Wanita yang sebelumnya berada di alun-alun, entah bagaimana sudah berada di sini. Mataku melotot. Rasanya ingin sekali mengambil langkah seribu, namun tubuh ini tak mengizinkan. Tenagaku sudah habis. Kakiku terasa membatu.

"Kau tidak perlu takut begitu." Wanita itu tertawa kecil, lalu duduk di sampingku dengan santai dan bersikap ramah. "Tidak begitu sulit untuk mengejarmu, tahu? Kau kabur sambil meninggalkan jejak Esze. Bodoh sekali! Seharusnya kau menekan energi Esze-mu agar tidak lepas tak terkendali."

"Esze? Maksudmu?"

Setelah mengonfirmasi bahwa ia tidak seberbahaya yang kupikirkan sebelumnya, aku menjadi lebih rileks. Bertanya penasaran tentang kata yang mengganggu pikiranku. Esze? Baru pertama kali kudengar istilah itu.

"Apa yang kau bicarakan? Jangan bergurau! Walau masih jauh dari kata sempurna, orang yang menggunakan teknik penyamaran sepertimu mustahil tak mengenal Esze."

Aku menggeleng. Semakin tidak mengerti apa yang diucapkan olehnya. Seharusnya wanita ini mengungkapkan jawaban yang ingin kudapat. Bukan malah membuatnya menjadi tambah rumit.
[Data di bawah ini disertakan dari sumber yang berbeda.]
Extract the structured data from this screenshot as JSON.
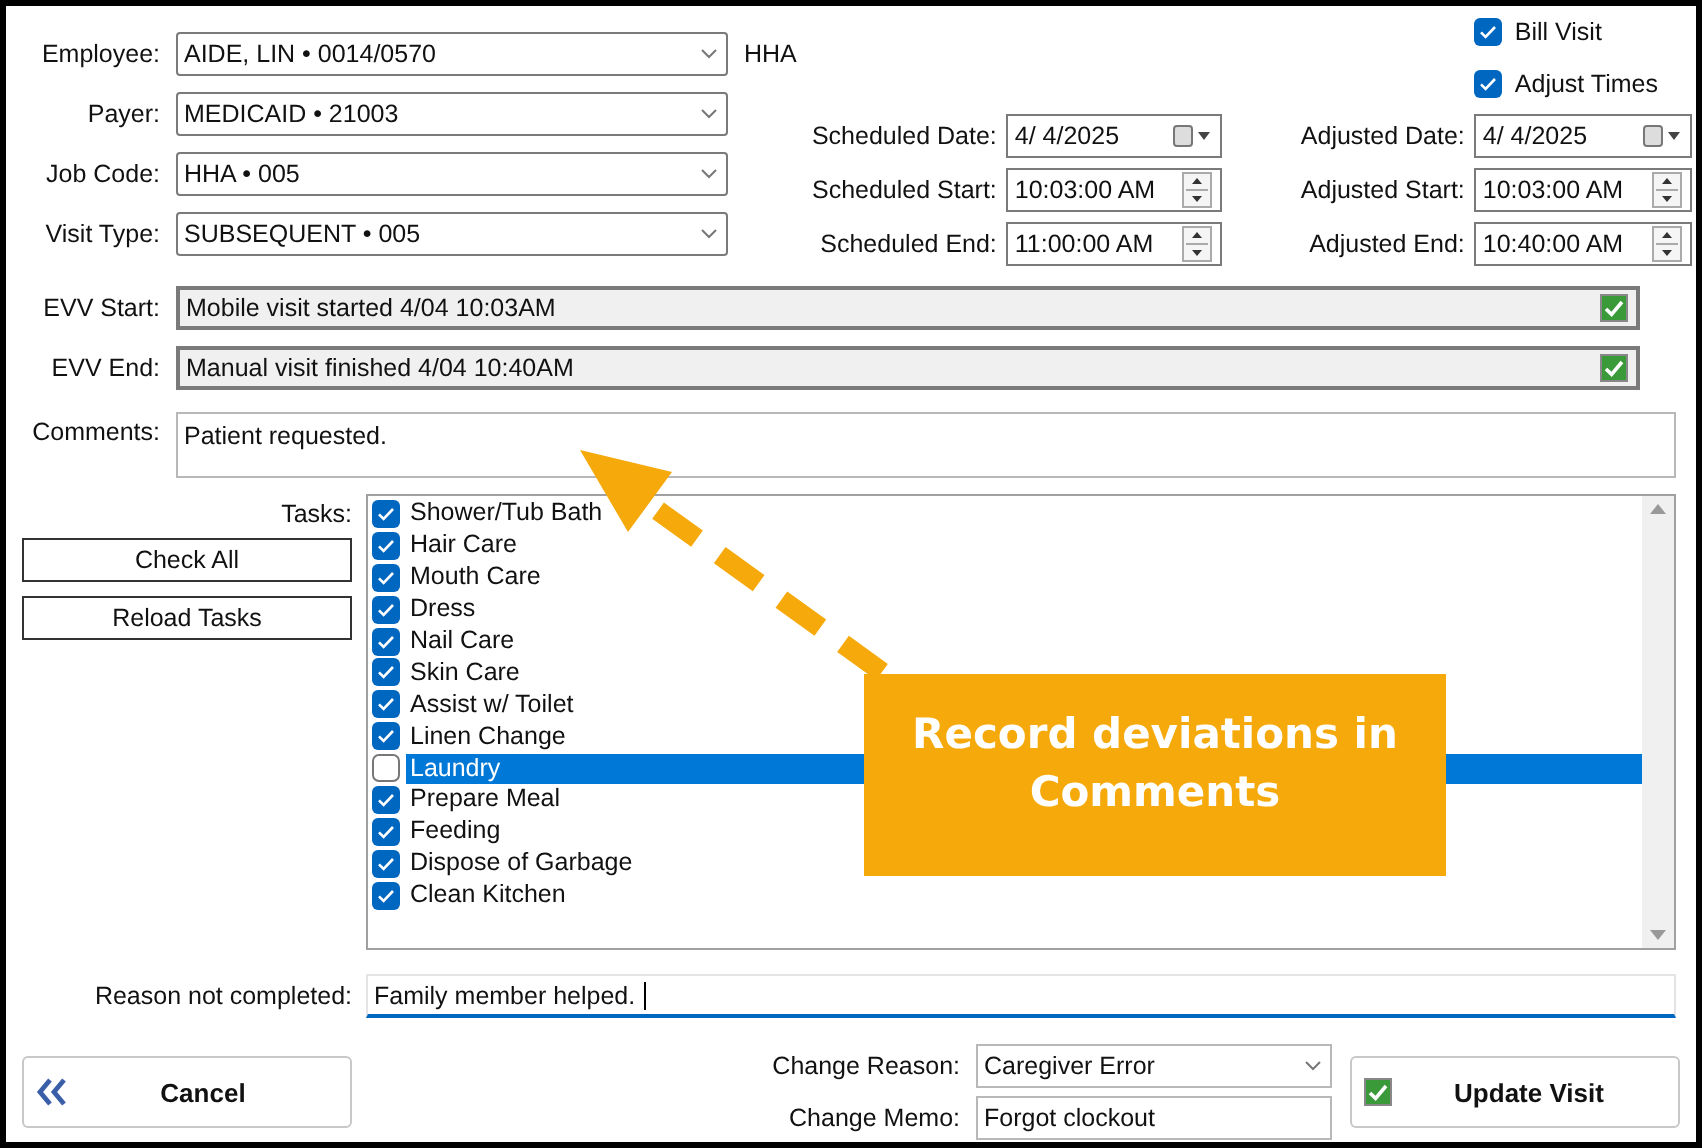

Justru wanita itu yang terlihat kaget. "Kau baru keluar dari gua yang mana? Apa kau tak sadar tentang dirimu sendiri?"

Aku menggeleng lebih keras.

Ia menepuk jidat. "Ya ampun! Ternyata ada juga Elvian yang tidak tahu dirinya sendiri."

"Elvian? Aku bukan Elvian, tapi –."

"Ikut aku!" Perempuan itu menarik lenganku dan menyeretnya mengikuti langkahnya. Tanpa mengetahui akan dibawa kemana.

Kami melewati jalanan yang mengarah ke dinding kota sebelah selatan. Bangunan-bangunan yang terbuat dari tembok sebelumnya berganti dengan kumpulan bangunan berbahan dasar kayu dan seng. Pola perumahannya pun tak teratur. Ada yang menjorok ke sebagian jalan. Ada pula rumah yang menghalangi jalanan, sehingga harus meniti sela di antara rumah untuk melewatinya. Jalanan juga semakin sempit, yang mustahil untuk dilewati kereta kuda. Tak hanya itu, jalanan rusak dan becek ada di mana-mana. Untuk sepintas, kawasan ini mirip dengan permukiman kumuh yang ada di Jakarta.

Jika daerah sebelumnya kurang diperhatikan Dewan Kota, aku sangat yakin kawasan ini tidak dipedulikan sama sekali oleh mereka. Bahkan mereka mungkin telah menghapusnya dari peta kota. Yang jelas, ini benar-benar daerah tak terawat.

"Kita mau kemana?" tanyaku dengan pelan. Karena jarak dari jalanan ke pintu rumah-rumah hanya selebar satu meter. Aku tak mau suaraku mengganggu penduduk yang berada di dalamnya.

"Diam dan ikuti saja aku."

Aku mengikutinya dari belakang, mencoba menyesuaikan langkah kaki dengannya yang cepat. Di jalan, aku lebih memperhatikan wanita ini. Mengesampingkan tentang 'siapa dia sebenarnya?', aku lebih menyukai sosoknya yang tinggi. Tubuhku hanya sekitar bahunya saja. Rambutnya tergerai indah sampai ke pundak. Warna kulitnya sawo matang. Sungguh perwujudan gadis tropis yang eksotis.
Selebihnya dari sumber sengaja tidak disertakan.